Theorem: Let $z_0 \in \mathbb{C}$. The following Taylor series holds: $$\sin(z)=\displaystyle\sum_{k=0}^{\infty} \dfrac{(-1)^k(z-z_0)^{2k+1}}{(2k+1)!},$$ where $\sin$ denotes the sine function.
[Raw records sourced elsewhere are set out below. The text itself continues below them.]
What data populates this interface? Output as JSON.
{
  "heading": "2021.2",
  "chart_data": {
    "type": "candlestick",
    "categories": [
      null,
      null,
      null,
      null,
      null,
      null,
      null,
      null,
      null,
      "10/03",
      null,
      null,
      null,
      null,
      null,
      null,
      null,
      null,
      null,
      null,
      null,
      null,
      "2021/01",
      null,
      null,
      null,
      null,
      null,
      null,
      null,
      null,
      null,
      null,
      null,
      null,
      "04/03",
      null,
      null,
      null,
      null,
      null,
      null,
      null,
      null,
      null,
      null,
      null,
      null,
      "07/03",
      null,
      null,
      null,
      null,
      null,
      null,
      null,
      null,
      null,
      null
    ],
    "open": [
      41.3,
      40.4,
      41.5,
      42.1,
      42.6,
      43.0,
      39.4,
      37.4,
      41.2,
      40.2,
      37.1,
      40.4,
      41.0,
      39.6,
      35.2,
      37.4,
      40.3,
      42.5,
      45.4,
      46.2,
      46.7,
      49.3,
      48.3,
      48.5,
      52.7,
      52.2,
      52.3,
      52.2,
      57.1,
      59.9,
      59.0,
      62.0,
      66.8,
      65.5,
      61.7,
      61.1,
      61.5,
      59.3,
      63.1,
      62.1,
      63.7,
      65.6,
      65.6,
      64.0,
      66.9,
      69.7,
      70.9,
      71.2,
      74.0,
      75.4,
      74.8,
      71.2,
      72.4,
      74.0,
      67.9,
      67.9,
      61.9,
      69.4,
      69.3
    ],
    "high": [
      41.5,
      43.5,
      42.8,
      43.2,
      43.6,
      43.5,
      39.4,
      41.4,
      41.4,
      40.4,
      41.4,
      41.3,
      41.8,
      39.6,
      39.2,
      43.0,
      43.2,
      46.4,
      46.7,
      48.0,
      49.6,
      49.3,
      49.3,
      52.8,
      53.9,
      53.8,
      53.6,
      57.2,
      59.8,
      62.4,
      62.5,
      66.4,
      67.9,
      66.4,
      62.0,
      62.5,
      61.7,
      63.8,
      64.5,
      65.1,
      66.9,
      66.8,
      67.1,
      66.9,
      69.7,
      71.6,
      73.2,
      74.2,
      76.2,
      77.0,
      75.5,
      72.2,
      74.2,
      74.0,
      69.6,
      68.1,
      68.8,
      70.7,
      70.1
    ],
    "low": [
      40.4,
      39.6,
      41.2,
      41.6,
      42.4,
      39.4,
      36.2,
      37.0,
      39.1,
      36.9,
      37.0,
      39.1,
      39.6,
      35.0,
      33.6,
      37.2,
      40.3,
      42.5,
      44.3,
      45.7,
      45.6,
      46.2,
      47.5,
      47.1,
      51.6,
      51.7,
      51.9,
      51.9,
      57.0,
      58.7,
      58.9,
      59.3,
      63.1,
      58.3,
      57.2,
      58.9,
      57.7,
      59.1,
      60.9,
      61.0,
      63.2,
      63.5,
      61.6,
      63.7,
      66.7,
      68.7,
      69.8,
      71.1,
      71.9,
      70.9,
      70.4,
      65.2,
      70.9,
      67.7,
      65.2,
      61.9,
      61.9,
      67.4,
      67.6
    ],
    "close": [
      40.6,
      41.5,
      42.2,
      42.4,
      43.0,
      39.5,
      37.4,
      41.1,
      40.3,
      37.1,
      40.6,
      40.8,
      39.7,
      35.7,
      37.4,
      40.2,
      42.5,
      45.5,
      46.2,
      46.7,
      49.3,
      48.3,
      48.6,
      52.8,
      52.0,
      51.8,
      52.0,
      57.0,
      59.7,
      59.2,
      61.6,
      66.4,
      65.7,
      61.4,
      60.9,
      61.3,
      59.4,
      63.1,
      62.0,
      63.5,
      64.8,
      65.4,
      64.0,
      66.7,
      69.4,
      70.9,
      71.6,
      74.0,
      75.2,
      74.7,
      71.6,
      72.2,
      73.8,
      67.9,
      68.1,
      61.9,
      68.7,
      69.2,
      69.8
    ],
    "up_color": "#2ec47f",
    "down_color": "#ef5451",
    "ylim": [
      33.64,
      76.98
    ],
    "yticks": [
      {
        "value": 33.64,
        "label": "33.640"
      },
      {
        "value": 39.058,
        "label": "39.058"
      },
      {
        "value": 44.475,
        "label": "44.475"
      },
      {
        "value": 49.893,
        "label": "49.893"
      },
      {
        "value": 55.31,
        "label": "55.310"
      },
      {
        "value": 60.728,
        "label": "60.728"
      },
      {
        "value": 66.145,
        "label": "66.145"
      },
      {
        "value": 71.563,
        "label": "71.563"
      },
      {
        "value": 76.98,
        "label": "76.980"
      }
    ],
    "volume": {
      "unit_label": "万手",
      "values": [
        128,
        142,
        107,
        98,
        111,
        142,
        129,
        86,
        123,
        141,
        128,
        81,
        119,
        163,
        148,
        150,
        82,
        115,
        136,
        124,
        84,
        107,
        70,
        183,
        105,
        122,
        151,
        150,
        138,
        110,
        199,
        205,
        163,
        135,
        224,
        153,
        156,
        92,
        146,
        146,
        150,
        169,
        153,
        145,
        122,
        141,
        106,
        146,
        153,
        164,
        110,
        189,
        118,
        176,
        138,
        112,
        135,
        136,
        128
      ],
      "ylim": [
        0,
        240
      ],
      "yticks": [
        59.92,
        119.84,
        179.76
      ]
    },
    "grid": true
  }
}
Proof: Using the Taylor series of the exponential function, and the definition of $\sin$, $$\begin{array}{ll} \sin(z) &= \dfrac{e^{iz}-e^{-iz}}{2i} \\ &= \dfrac{1}{2i} \left[ \displaystyle\sum_{k=0}^{\infty} \dfrac{i^k z^k}{k!} - \displaystyle\sum_{k=0}^{\infty} \dfrac{(-1)^k i^k z^k}{k!} \right] \\ &= \dfrac{1}{2i} \displaystyle\sum_{k=0}^{\infty} \dfrac{z^k}{k!}i^k (1-(-1)^k). \end{array}$$ Note that if $k=2n$ is a positive even integer, then $$i^k(1-(-1)^k)=i^{2n}(1-(-1)^{2n})=0,$$ and if $k=2n+1$ is a positive odd integer, then $$i^k(1-(-1)^k)=i^{2n+1}(1-(-1)^{2n+1})=2i(-1)^n.$$ Hence we have derived $$\begin{array}{ll} \sin(z)&=\dfrac{1}{2i} \displaystyle\sum_{k=0}^{\infty} \dfrac{z^k}{k!}i^k (1-(-1)^k) \\ &=\displaystyle\sum_{k \mathrm{\hspace{2pt} odd},k>0}^{\infty} \dfrac{z^k}{k!}i^k (1-(-1)^k) \\ &= \displaystyle\sum_{n=0}^{\infty} \dfrac{(-1)^n z^{2n+1}}{(2n+1)!}, \end{array}$$ as was to be shown. █